The Quien Sabe Glacier in the North Cascades of Washington has experienced rapid retreat in the last 20 years. This glacier is the largest in Boston Basin near Cascade Pass, its name translates to “who knows?”, well we all know it is not enjoying recent climate. In the 1960 Austin Post photograph he gave to me in 1994, the glacier was heavily crevassed and advancing. By 1975 the advance had ceased, but little retreat occurred until 1987. This glacier faces south and is fed by avalanching off of Forbidden and Sahale Peak. The glacier retreated 1200 meters from its Little Ice Age maximum (moraine indicated with blue arrows) until 1950. Richard Hubley noted the advance by 1955, the total advance was 55 meters by 1975 (advance moraines noted with orange arrows). We were able to identify the advance moraine in 1985 when it was still quite evident. The smooth bedrock, Granodiorite in the basin, provides little friction for this glacier as it moves over the polished slabs. Today the terminus moraines from 1975 range from 150-250 meters from the current glacier terminus averaging just over 200 meters. For a glacier that averages 700 meters in length this is a significant loss of total area. There are a number of bedrock outcrops that have appeared above the terminus indicating how thin the terminal area is and that retreat is ongoing. . In 2009 the glacier lost almost all of its snowcover an occurrence that has become frequent in the last 18 years. In this August image the glacier is 25% snowcovered. Fortunately 2010 was a better year in terms of snowcover, with more than 50% of the glacier snowcovered at the end of the summer, photograph from Neil Hinckley.
Quien Sabe Glacier viewed from a similar location on the western side of the glacier in 1985 and 2007. The reduction in crevassing, thickness is evident as is the marginal retreat and emerging bedrock.

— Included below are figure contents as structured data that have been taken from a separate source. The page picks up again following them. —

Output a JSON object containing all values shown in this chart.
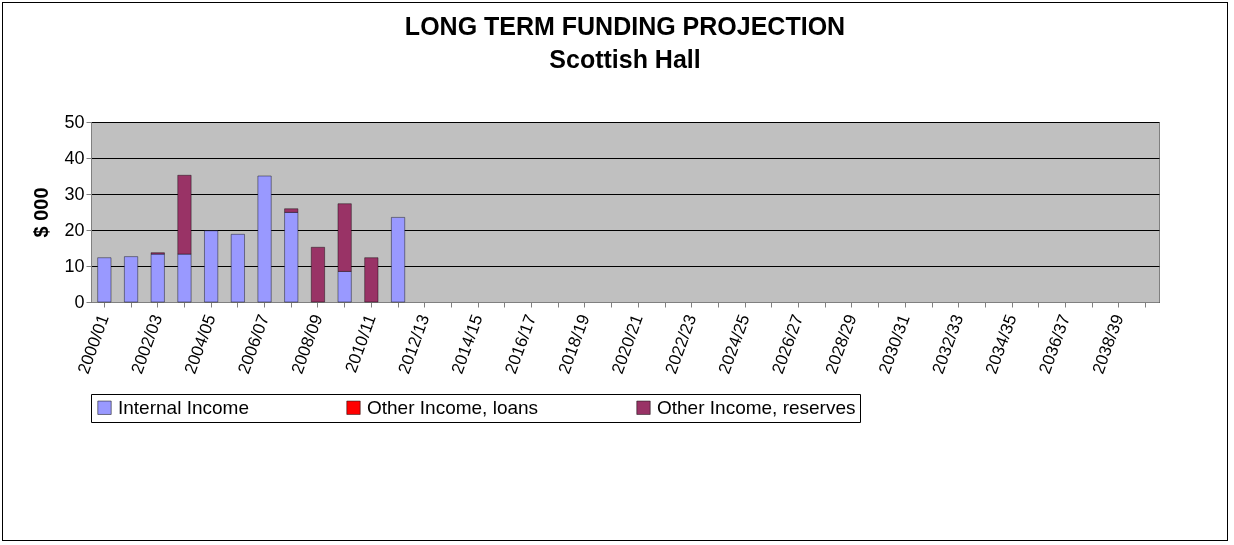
{
  "chart_data": {
    "type": "bar",
    "title": "LONG TERM FUNDING PROJECTION",
    "subtitle": "Scottish Hall",
    "ylabel": "$ 000",
    "categories": [
      "2000/01",
      null,
      "2002/03",
      null,
      "2004/05",
      null,
      "2006/07",
      null,
      "2008/09",
      null,
      "2010/11",
      null,
      "2012/13",
      null,
      "2014/15",
      null,
      "2016/17",
      null,
      "2018/19",
      null,
      "2020/21",
      null,
      "2022/23",
      null,
      "2024/25",
      null,
      "2026/27",
      null,
      "2028/29",
      null,
      "2030/31",
      null,
      "2032/33",
      null,
      "2034/35",
      null,
      "2036/37",
      null,
      "2038/39",
      null
    ],
    "stacked": true,
    "series": [
      {
        "name": "Internal Income",
        "color": "#9999ff",
        "values": [
          12.3,
          12.6,
          13.3,
          13.3,
          19.8,
          18.8,
          35.0,
          24.9,
          null,
          8.5,
          null,
          23.5,
          null,
          null,
          null,
          null,
          null,
          null,
          null,
          null,
          null,
          null,
          null,
          null,
          null,
          null,
          null,
          null,
          null,
          null,
          null,
          null,
          null,
          null,
          null,
          null,
          null,
          null,
          null,
          null
        ]
      },
      {
        "name": "Other Income, loans",
        "color": "#ff0000",
        "values": [
          null,
          null,
          null,
          null,
          null,
          null,
          null,
          null,
          null,
          null,
          null,
          null,
          null,
          null,
          null,
          null,
          null,
          null,
          null,
          null,
          null,
          null,
          null,
          null,
          null,
          null,
          null,
          null,
          null,
          null,
          null,
          null,
          null,
          null,
          null,
          null,
          null,
          null,
          null,
          null
        ]
      },
      {
        "name": "Other Income, reserves",
        "color": "#993366",
        "values": [
          null,
          null,
          0.4,
          21.9,
          null,
          null,
          null,
          1.0,
          15.2,
          18.8,
          12.3,
          null,
          null,
          null,
          null,
          null,
          null,
          null,
          null,
          null,
          null,
          null,
          null,
          null,
          null,
          null,
          null,
          null,
          null,
          null,
          null,
          null,
          null,
          null,
          null,
          null,
          null,
          null,
          null,
          null
        ]
      }
    ],
    "ylim": [
      0,
      50
    ],
    "yticks": [
      0,
      10,
      20,
      30,
      40,
      50
    ],
    "grid": "y",
    "legend": "bottom"
  }
}
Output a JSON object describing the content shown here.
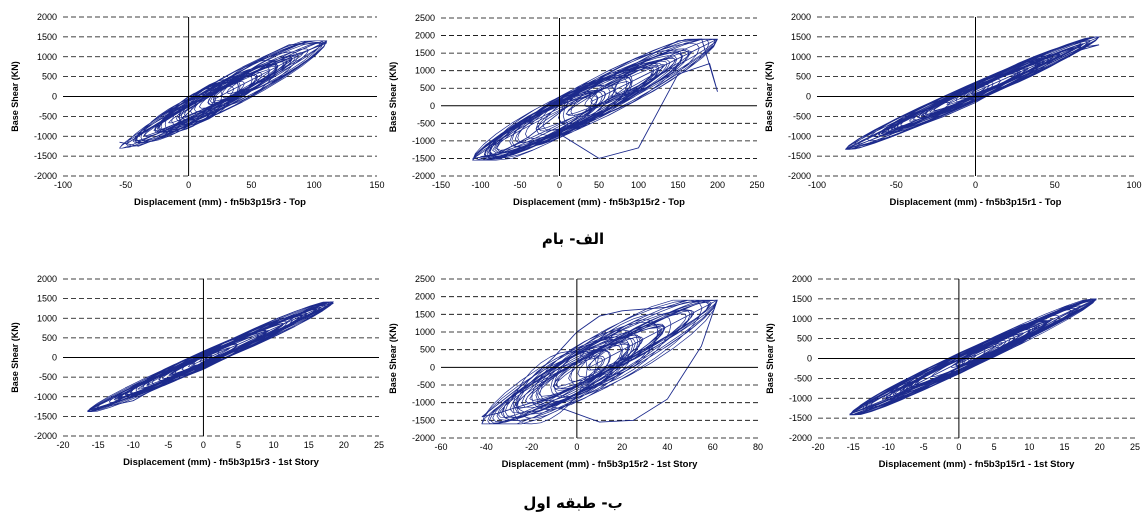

Dosde Glacier, Italy retreat and separation

On October 3, 2010October 3, 2010 By mspeltoIn Glacier Observations

Dosdè Glacier in the Dosdè-Piazzi Group of the Italian Alps has been the focus of research by the University of Milan Department of Geography in the last decade to both chronicle its retreat, examine the causes, and evaluate the impacts and potential mitigation steps. In 1954 there was a Dosdè Est, Dosdè Centrale and Dosdè Ovest glaciers with respective areas of 1.2 and 0.8 and 0.9 square kilometers. By 2003 the areas had been reduced to 0.8, 0.5 and 0.3 square kilometers. This is evident in the picture from 1932 and 2007 of the Dosdè Glacier group from Guglielmina Diolaiuti, University of Milan. I have added arrows annotating key changes Est is on the left, Centale in the middle and Ovest (labelled Ost) on the right. The purple arrow indicates the separation of two glaciers. The blue arrow indicates the change in glacier size near the top of the peak. The orange arrow notes the thinning of the glacier near the current glacier tongue. The green arrow indicates the retreat at the head of the glacier indicating thinning even in the accumulation zone. This glacier lost all of its snowcover in several recent summers including 2010, in this Google Earth view the summer of 2010 is ongoing and their are a few white patches of snowpack from the previous winter, that were then lost. This inconsistency of the accumulation zone is a sign of a glacier that cannot survive In this region at least 6 glaciers have been observed to disappear in the last 50 years. The continued decline in area and lack of accumulation zone persistence does not suggest that glaciers in this mountain massif will survive. Dosdè Est has retreated over 400 meters in the last 50 year, but of more importance to its survival is the degree of thinning apprarent from the terminus to its head. Dosdè Est has been the focus of study utilizing a covering blanket to examine its efficacy in reducing ablation as was done on Stubai Glacier in Austria. The University of Milan group reported a 43% decline in snow ablation and a 100% decline in ice ablation. The retreat of this glacier follows the trend of increasingly rapid and widespread retreat seen throughout the Italian Alps, as chronicled by the Italian Glacier Commission, which reported more than 95% of the over 100 glaciers examined retreating from 2000-2005. The smaller size and elevation range of the Dosdè Glacier group makes them more vulnerable to complete loss than Forni Glacier.